Eskişehir'in öğrencileri kabullenmiş bir yapısı var. Ancak bu görece rahat yapı örgütlenmenin önünde bir engel olarak karşımıza çıkabiliyor. Örneğin taşradan şehre gelen LGBT'ler burada örgütlenmeyi çok da elzem görmeyebiliyorlar. MorEL'deki tek trans kadın aktivist olan Eylül 3 senelik Eskişehir deneyiminden çıkarımla bir diğer problemi de şöyle dillendiriyor: “Dışarıdan gelen öğrencilerin örgütlenmesi kolay oluyor diyebiliriz çünkü ailesine açık olmasa da burada rahat rahat aktivizmini gerçekleştirebiliyor.

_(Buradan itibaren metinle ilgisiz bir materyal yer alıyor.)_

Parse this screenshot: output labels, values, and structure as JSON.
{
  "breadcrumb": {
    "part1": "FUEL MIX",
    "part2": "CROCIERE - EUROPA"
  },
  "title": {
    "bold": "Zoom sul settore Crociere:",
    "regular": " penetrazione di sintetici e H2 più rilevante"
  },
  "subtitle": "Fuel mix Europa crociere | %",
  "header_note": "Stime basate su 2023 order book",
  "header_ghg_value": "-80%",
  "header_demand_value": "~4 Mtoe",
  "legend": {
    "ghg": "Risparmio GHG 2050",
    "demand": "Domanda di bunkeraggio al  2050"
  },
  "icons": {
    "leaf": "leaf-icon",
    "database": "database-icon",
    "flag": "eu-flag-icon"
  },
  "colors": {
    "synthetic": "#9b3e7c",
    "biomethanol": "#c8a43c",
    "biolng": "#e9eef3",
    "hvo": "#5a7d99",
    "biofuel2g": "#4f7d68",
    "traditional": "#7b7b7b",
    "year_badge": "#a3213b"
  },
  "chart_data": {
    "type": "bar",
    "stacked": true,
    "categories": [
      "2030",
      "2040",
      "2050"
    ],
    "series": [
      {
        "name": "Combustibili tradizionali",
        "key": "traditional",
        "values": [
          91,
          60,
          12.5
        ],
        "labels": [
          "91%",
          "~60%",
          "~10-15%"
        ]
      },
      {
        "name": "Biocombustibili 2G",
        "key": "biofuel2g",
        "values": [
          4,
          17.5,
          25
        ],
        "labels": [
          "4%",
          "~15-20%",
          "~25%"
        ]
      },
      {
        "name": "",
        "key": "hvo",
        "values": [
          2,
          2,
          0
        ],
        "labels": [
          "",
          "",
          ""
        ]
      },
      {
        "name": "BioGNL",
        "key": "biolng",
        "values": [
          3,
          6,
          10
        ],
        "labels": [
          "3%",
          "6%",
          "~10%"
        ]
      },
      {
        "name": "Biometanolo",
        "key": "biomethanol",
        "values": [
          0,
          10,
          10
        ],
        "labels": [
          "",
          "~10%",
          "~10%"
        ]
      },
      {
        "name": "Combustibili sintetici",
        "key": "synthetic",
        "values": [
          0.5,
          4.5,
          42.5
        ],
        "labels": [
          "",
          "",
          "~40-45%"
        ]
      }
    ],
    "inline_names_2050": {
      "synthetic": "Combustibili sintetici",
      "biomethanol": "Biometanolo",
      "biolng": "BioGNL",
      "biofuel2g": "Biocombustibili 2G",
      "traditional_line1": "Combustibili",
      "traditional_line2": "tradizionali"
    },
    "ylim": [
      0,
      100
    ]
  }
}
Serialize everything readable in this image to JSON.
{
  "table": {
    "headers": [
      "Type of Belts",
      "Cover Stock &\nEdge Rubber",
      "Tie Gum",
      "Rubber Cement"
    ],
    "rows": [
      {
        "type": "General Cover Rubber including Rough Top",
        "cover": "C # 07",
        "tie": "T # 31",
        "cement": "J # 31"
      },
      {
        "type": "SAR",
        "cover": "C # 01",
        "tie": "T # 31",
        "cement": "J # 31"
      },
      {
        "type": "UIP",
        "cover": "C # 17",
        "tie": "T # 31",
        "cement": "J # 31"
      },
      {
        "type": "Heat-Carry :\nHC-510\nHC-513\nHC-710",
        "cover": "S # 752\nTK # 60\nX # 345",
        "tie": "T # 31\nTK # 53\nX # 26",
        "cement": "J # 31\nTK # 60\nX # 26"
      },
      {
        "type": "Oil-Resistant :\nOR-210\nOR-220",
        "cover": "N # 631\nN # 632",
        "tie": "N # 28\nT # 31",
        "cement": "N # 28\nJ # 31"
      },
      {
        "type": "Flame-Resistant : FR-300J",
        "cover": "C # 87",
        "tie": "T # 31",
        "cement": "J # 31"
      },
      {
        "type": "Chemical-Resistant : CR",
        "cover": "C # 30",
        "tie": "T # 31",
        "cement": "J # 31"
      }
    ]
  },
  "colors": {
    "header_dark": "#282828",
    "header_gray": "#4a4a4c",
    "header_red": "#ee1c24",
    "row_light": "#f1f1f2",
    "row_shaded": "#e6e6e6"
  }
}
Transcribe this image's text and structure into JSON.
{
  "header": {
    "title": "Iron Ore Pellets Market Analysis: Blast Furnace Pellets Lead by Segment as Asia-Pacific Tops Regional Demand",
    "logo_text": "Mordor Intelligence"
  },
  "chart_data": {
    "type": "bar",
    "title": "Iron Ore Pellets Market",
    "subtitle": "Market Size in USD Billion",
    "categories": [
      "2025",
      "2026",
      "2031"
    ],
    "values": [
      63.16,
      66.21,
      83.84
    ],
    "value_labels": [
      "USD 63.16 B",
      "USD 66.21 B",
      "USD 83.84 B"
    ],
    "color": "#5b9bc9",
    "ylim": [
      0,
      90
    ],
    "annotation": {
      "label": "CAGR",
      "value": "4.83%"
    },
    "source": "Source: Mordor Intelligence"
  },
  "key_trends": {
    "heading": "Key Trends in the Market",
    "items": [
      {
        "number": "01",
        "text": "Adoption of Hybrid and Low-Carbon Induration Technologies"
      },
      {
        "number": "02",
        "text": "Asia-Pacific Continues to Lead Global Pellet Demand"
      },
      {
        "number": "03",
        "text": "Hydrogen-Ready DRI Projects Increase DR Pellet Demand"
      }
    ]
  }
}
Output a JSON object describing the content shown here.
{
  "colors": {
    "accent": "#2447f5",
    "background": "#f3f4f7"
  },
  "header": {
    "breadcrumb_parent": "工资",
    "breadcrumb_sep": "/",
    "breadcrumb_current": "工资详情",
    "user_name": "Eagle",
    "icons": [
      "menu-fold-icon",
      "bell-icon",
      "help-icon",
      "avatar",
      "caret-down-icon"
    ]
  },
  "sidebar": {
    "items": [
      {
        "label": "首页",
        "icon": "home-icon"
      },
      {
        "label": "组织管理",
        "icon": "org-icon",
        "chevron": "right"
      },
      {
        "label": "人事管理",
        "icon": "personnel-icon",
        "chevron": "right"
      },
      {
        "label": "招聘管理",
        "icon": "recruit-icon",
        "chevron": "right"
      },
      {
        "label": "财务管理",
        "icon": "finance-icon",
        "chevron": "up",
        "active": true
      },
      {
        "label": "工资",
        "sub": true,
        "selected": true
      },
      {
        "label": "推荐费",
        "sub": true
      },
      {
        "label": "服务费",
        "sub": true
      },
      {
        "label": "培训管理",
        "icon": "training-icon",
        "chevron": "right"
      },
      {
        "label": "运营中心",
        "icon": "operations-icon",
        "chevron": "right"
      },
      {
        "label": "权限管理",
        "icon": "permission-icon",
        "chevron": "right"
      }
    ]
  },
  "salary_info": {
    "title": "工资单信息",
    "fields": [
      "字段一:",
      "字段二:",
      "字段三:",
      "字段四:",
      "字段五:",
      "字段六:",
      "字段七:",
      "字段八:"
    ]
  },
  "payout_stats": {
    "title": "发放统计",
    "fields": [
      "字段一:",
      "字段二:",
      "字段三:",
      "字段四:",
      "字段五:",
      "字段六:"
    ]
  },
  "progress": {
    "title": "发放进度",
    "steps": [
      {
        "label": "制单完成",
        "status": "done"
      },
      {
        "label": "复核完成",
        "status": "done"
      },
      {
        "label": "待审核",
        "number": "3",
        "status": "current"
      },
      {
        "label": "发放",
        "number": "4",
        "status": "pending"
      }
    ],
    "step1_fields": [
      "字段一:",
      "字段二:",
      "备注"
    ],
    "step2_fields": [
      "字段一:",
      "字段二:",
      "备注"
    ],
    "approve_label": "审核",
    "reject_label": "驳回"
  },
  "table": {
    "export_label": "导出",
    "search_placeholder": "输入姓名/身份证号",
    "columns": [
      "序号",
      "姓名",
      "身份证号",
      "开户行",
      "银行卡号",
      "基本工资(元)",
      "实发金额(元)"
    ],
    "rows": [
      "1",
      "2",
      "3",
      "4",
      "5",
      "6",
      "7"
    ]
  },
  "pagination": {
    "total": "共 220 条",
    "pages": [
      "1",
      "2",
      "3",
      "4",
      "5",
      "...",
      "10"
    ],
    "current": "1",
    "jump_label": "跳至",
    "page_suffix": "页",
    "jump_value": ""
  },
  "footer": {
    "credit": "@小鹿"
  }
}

Ama Eskişehir'in yerel halkı bunu yapamıyor. Çünkü ailesine açık değilse, çevresine açık değilse MorEL'e gelip de bir şeyler yapmak istemiyor. Çünkü görünür olmaktan korkuyor. O yüzden de bu küçük şehirde özellikle yerelde örgütlenme konusunda gerçekten büyük sıkıntılarımız var.”

Tüm bu sıkıntılara rağmen Eskişehir'deki hareketin gün be gün ivmelendiğini söylemek mümkün. Teknik ekibin büyüdüğünü, gönüllü sayısının attığını, iletişim problemlerinin çözüldüğünü ve performanslarının gün be gün iyiye gittiğini dillendiren arkadaşlarımız bugüne kadar üç adet basılan fanzinden sonra bir derginin de müjdesini verebileceklerini söylüyorlar. Homofobi Karşıtı Buluşma'nın Eskişehir ayağında yapılan tüm etkinlikler, samimi paylaşımları ve misafirperverlikleri için onlara teşekkür ediyoruz.